At the moment, the React team seems like they’re staying on top of things. But what about five years from now, or ten, when React is no longer the new hotness? Browsers keep evolving, and before choosing React for your project, ask yourself if you’re confident React will keep up throughout your application’s entire life.

4. Testability: ☺ (Yay!)

React’s testing story feels a bit immature yet. It just barely earned its smiley face.

At first glance, React provides a nice, simple testing API that has everything you need. You can render a component and search through its DOM tree using a nice, if verbose, set of utility functions that fail fast. You can simulate events. You can mock components, and I was particularly pleased that I never needed to.

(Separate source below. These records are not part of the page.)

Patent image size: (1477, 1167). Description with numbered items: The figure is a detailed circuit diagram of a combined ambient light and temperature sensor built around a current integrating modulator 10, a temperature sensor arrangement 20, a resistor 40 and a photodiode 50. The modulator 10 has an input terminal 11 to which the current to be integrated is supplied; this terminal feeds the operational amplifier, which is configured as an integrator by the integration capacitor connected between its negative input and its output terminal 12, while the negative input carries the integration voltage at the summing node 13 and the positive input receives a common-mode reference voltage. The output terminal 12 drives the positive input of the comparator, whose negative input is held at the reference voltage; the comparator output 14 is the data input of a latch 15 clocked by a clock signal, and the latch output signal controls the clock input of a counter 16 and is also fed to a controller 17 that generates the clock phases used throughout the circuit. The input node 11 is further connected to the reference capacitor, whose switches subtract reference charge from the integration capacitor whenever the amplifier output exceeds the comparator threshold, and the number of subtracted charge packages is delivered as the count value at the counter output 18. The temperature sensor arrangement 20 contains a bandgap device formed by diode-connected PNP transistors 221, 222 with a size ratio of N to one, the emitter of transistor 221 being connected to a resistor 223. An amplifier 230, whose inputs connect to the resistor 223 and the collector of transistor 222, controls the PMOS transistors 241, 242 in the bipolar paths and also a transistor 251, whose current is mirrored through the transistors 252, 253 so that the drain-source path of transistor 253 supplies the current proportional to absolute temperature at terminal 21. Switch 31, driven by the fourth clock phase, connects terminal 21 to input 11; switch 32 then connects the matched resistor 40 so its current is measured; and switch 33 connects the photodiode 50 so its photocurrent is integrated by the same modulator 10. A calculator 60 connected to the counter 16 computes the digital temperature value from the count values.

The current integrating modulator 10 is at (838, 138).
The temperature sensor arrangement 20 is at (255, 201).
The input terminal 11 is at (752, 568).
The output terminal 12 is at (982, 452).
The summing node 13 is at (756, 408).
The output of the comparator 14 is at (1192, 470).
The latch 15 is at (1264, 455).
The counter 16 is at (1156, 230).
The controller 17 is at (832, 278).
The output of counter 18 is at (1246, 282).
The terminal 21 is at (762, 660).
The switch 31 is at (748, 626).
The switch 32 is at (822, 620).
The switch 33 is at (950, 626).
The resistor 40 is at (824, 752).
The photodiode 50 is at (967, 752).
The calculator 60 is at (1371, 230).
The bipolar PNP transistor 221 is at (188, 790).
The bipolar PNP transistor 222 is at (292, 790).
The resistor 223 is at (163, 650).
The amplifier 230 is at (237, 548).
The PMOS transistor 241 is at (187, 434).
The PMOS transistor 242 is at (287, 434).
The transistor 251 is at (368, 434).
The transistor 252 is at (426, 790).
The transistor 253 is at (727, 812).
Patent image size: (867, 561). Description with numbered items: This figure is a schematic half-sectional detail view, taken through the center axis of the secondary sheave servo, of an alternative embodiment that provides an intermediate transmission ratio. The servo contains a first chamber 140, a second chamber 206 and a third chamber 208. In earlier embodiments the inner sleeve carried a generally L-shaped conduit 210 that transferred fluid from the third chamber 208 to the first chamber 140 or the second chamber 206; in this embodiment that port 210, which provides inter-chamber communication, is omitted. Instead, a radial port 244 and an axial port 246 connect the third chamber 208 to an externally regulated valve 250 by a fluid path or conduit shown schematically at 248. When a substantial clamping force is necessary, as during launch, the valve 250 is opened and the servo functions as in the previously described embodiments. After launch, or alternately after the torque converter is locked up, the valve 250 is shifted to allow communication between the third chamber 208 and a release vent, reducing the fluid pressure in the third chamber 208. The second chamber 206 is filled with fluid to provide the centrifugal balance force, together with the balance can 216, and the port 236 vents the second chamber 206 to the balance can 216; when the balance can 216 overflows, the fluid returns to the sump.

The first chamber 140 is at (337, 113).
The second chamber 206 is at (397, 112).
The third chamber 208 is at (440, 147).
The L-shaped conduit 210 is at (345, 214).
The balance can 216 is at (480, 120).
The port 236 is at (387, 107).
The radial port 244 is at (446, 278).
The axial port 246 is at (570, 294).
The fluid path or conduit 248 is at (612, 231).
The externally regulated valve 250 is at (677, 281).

The documentation’s a bit thin, missing the examples and design recommendations found in the rest of the React documentation, which contributes to its feeling of immaturity. The biggest problem, though, was that I couldn’t find any way to compare components. Even in a relatively simple application, your components will contain components, and you don’t want your tests to have to know about the implementation details of any component but the one under test.

For example, my ApplicationUi component contains a StockMarketTable component. I wanted my tests to check that the table updated when the application configuration changed. To do that, I wanted to compare the actual table with my hard-coded expectation:

it("updates stock market table when user configuration changes", function() {

  var expectedTable = <StockMarketTable stockMarketProjection={projectionFor(config)} />;
  var actualTable = TestUtils.findRenderedComponentWithType(app, StockMarketTable);

  // But how do I compare them?

I ended up working around the problem by digging into React’s private implementation details, rendering the components out to static HTML, and comparing the result. Here’s the code.

function checkComponent(actual, expected) {
  var actualRendering = React.renderComponentToStaticMarkup(actual._descriptor);
  var expectedRendering = React.renderComponentToStaticMarkup(expected);


It works, but it results in terrible error messages when it fails, and relies on internal React implementation details. (I had to visualize React’s run-time object graph in Object Playground to figure it out!) There may be a better way—there should be a better way—but I couldn’t find it.

Other than this not-so-little issue, React was a joy to test. Check out the ApplicationUi tests. They’re marvelously simple and straight-forward, and not a mock in sight. No test is more than two lines long, and this is the most complex component in the entire application.

5. Search Engine Compatibility: ☺ (Yay!)

React’s accomplished a minor miracle: they’ve created a front-end framework that has no search engine issues.

Because of the virtual DOM, React apps can be rendered server-side using Node.js. Not only does this mean that you only need one rendering pipeline for both search engines and real clients, it also means that your page can appear as soon as it’s served. No waiting for the document ready event or for all your JavaScript to load. React can even serve static markup and run without any client-side code at all.


Summary: Recommended.

React is a surprisingly well put-together library. I found it to be simple, intuitive, and usable. If you’re looking for a front-end library for rich applications, or even rich widgets on an existing page, React is well worth considering. It’s not perfect, and the problems that could arise from a potentially leaky DOM abstraction deserve careful thought, but it’s very good. Recommended.